Mamour remembers fighter planes in the air when he was growing up and the government’s attack on his school as a child. One of his brothers ran to the brush and then to the Congo, he said. Later, he met an uncle, who had joined the rebels but told Mamour to stay in school. He was 7 years old before he saw his brothers again.
“Who are these brothers? I said.” Samson added that one of the worst parts of wars are the scattered families.
Current war news “brings ugly memories to me now,” he said, recalling a time in Sudan when “it was raining like crazy, and we had to leave our house because we didn’t know when the bombs would come.”
Sudanese people hid in hospitals and churches, he said, adding that the destroyed Anglican hospital in Gaza has been especially heartbreaking to him.
“It’s rubble now,” he said. Mamour noted that Bible stories help sustain him and others. “Jesus talks in stories.”
He also stressed the value of education for himself and his communities, old and new. His own path through education has been wrought with struggle. He began primary school in Arabic and then in secondary school, Sudanese politicians said that all subjects would be taught in English.

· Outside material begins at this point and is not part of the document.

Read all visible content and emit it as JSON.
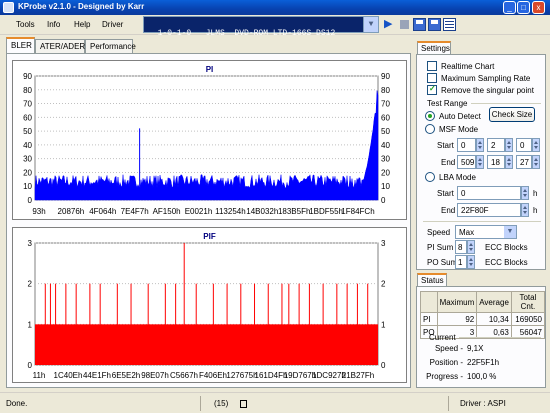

“We had all new subjects and an all new language. It was very hard,” Mamour said, adding that most Sudanese people speak five or six languages.

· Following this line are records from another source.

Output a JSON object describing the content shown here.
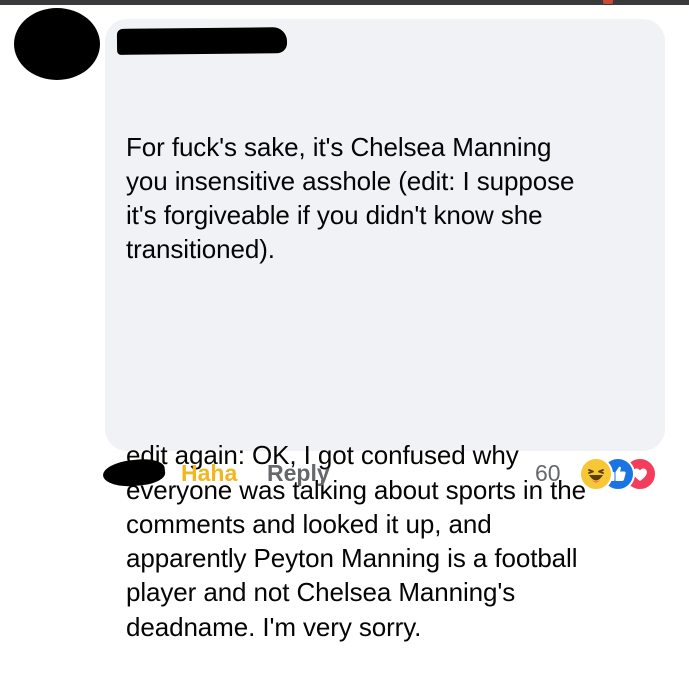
{
  "comment": {
    "paragraphs": [
      "For fuck's sake, it's Chelsea Manning\nyou insensitive asshole (edit: I suppose\nit's forgiveable if you didn't know she\ntransitioned).",
      "edit again: OK, I got confused why\neveryone was talking about sports in the\ncomments and looked it up, and\napparently Peyton Manning is a football\nplayer and not Chelsea Manning's\ndeadname. I'm very sorry."
    ]
  },
  "actions": {
    "reaction_label": "Haha",
    "reply_label": "Reply"
  },
  "reactions": {
    "count": "60",
    "icons": [
      "haha-icon",
      "like-icon",
      "love-icon"
    ]
  },
  "colors": {
    "bubble": "#f0f2f5",
    "haha_text": "#f2b61f",
    "secondary_text": "#65676b",
    "like": "#1b74e4",
    "love": "#f23e5c",
    "haha": "#f7c736"
  }
}
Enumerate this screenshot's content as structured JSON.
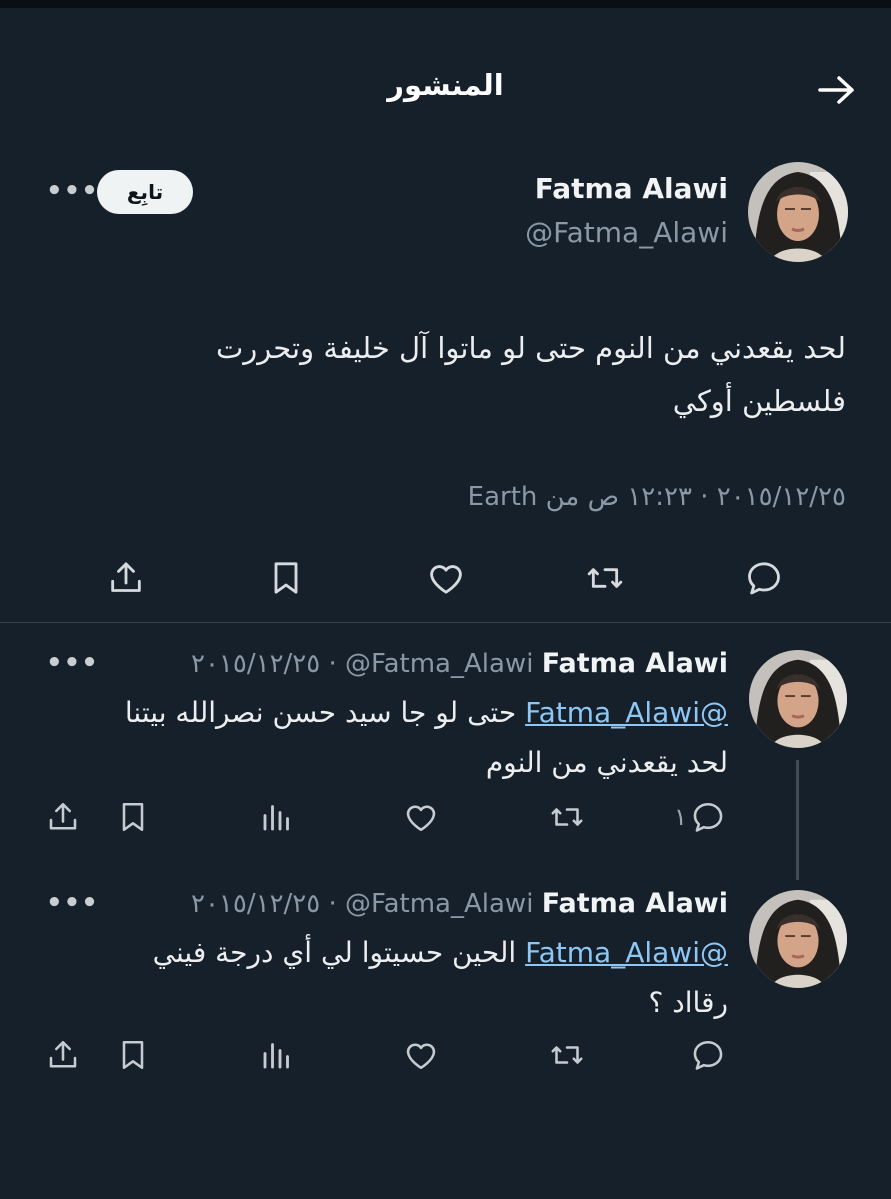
{
  "header": {
    "title": "المنشور",
    "back_icon": "arrow-right-icon"
  },
  "tweet": {
    "author_name": "Fatma Alawi",
    "author_handle": "@Fatma_Alawi",
    "follow_label": "تابِع",
    "more_label": "•••",
    "text_line1": "لحد يقعدني من النوم حتى لو ماتوا آل خليفة وتحررت",
    "text_line2": "فلسطين أوكي",
    "meta": "٢٠١٥/١٢/٢٥ · ١٢:٢٣ ص من Earth",
    "action_icons": [
      "reply-icon",
      "retweet-icon",
      "like-icon",
      "bookmark-icon",
      "share-icon"
    ]
  },
  "replies": [
    {
      "author_name": "Fatma Alawi",
      "author_handle": "@Fatma_Alawi",
      "date": "٢٠١٥/١٢/٢٥",
      "mention": "@Fatma_Alawi",
      "text_line1": "حتى لو جا سيد حسن نصرالله بيتنا",
      "text_line2": "لحد يقعدني من النوم",
      "reply_count": "١",
      "more_label": "•••"
    },
    {
      "author_name": "Fatma Alawi",
      "author_handle": "@Fatma_Alawi",
      "date": "٢٠١٥/١٢/٢٥",
      "mention": "@Fatma_Alawi",
      "text_line1": "الحين حسيتوا لي أي درجة فيني",
      "text_line2": "رقااد ؟",
      "more_label": "•••"
    }
  ],
  "colors": {
    "background": "#15202b",
    "link": "#8fc7f4",
    "muted": "#8b98a5",
    "divider": "#38444d"
  }
}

“There’s hope among the Sudanese people that they can go back and change things in our home county,” he said, adding that Sudan will always be home to him.
For now, he plans to be in North Carolina a long time to grow his new churches and spread God’s teachings. He noted that the rural, agricultural landscape of northeastern North Carolina will be familiar to him because, during school breaks, his parents would send him to uncles’ houses in farming villages to learn skills.
Mamour is beloved at Grace Episcopal Church for “his peaceful presence, kindness, thoughtfulness, and deep faith,” said Father Tuck Bowerfield, who is the rector at Grace. “He inspires calm trust in God.”
Among many service projects, Mamour has led Bible studies at Lex Apartments and conducted Vesper Services at the Mayflower in downtown Lexington. Parishioners at Grace admired his warm and vivid story-telling during his Sunday morning sermons and his easy smile, communicating a genuine pleasure in joining together and doing God’s work, Bowerfield said.
Grace parishioners MJ Mayerchak, Susan Mead and others have maintained a longtime relationship with Mamour and other Sudanese Americans in Roanoke as well as with educational missions serving Sudanese children.
For the next several weeks, before he moves to North Carolina in October, he is serving as priest at Christ Episcopal Church in Buena Vista.
He plans to stay in North Carolina “until God sends me someplace else. Maybe God will send me to South Sudan.”